Fig. 2. Effects of ascorbic acid on anxiety state by the Visual Analog Mood Scale (VAMS). Immediately before the oral administration of placebo or 1000 mg of ascorbic acid VAMS was applied, and was reapplied two hours later. Changes from baseline scores are shown as mean and standard error of the mean. Low-to-moderate and high trait anxiety subjects were defined by a score in the STAI trait-anxiety scale applied at baseline lower or higher than or equal to the 75th percentile of the sample. Analysis were performed using the overall score of the VAMS and scores in the factor subscales anxiety, physical sedation, mental sedation and other feelings. Analyses of all subjects (n=56 and 62 for placebo and ascorbic acid groups, respectively) and subjects with low-to-moderate trait anxiety (n=46 and 43 for placebo and ascorbic acid groups, respectively) revealed no differences between groups (p > 0.05). Analyses of subjects with high trait anxiety (n=10 and 19 for placebo and ascorbic acid groups, respectively) showed greater reduction in the anxiety factor scores in the ascorbic acid group (*p=0.04), as evaluated by unpaired t-test.

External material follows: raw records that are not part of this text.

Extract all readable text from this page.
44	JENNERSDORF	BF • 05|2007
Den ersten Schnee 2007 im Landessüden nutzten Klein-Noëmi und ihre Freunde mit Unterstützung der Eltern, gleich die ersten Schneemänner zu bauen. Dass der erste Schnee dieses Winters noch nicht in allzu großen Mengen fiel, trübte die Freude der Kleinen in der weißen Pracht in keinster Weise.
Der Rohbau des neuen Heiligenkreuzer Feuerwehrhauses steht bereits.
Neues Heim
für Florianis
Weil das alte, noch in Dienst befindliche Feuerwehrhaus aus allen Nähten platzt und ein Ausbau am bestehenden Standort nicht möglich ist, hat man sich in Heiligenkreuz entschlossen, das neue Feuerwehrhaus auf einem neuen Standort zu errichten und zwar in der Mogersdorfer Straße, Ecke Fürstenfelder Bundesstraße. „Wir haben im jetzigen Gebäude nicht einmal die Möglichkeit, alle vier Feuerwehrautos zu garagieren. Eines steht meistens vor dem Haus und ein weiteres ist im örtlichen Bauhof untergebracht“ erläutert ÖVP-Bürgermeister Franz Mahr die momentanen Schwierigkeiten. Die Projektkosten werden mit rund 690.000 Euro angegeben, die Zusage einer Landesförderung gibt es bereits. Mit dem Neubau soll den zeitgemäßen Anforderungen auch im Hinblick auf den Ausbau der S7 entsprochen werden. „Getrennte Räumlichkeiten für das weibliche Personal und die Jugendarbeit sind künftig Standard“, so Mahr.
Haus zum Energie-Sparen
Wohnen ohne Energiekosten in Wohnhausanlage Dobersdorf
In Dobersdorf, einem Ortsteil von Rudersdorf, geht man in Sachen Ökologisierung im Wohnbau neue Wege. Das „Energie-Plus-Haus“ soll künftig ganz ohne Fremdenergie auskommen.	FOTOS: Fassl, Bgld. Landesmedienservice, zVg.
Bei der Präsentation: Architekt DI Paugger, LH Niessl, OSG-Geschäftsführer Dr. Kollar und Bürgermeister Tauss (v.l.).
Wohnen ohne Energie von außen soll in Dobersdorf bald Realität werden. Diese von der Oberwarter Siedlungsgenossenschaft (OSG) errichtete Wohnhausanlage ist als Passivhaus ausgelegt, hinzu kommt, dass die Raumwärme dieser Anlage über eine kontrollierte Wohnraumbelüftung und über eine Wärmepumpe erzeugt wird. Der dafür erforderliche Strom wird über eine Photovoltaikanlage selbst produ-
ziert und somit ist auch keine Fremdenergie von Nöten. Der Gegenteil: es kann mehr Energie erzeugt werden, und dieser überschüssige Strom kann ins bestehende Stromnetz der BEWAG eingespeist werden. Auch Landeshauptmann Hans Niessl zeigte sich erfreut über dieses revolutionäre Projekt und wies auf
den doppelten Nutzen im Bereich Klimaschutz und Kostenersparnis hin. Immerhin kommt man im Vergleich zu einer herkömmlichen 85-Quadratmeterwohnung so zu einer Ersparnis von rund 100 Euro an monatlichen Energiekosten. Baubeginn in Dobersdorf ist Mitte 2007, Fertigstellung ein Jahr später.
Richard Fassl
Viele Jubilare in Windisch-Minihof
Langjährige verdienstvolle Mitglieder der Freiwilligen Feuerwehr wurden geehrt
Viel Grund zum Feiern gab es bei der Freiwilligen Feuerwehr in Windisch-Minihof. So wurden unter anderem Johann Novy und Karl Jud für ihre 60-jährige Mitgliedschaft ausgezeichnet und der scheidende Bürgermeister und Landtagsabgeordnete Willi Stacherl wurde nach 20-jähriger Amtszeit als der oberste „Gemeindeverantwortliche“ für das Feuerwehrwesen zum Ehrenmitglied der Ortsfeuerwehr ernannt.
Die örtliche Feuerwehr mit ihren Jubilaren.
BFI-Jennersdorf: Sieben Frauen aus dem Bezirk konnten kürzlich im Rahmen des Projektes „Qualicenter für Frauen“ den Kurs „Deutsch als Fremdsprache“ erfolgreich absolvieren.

10.21307_ane-2017-068-f002.jpg

Analysis of subjects with low-to-moderate trait anxiety (Fig. 2B) also revealed no change in the baseline VAMS score (mean±SD, n) between placebo (-21.5±208.0, 46), and ascorbic acid (18.4±235.8, 43) groups p=0.40. The same was observed in the VAMS subscales: Anxiety: placebo -6.4±59.0; ascorbic acid -3.3±60.5, p=0.81; Physical sedation: placebo -4.8±99.3; ascorbic acid 13.4±113.4, p=0.42; Mental sedation: placebo -15.6±56.0, ascorbic acid -1.3±50.1, p=0.21. Other feelings: placebo 5.2±46.1, ascorbic acid 9.2±67.6, p=0.74.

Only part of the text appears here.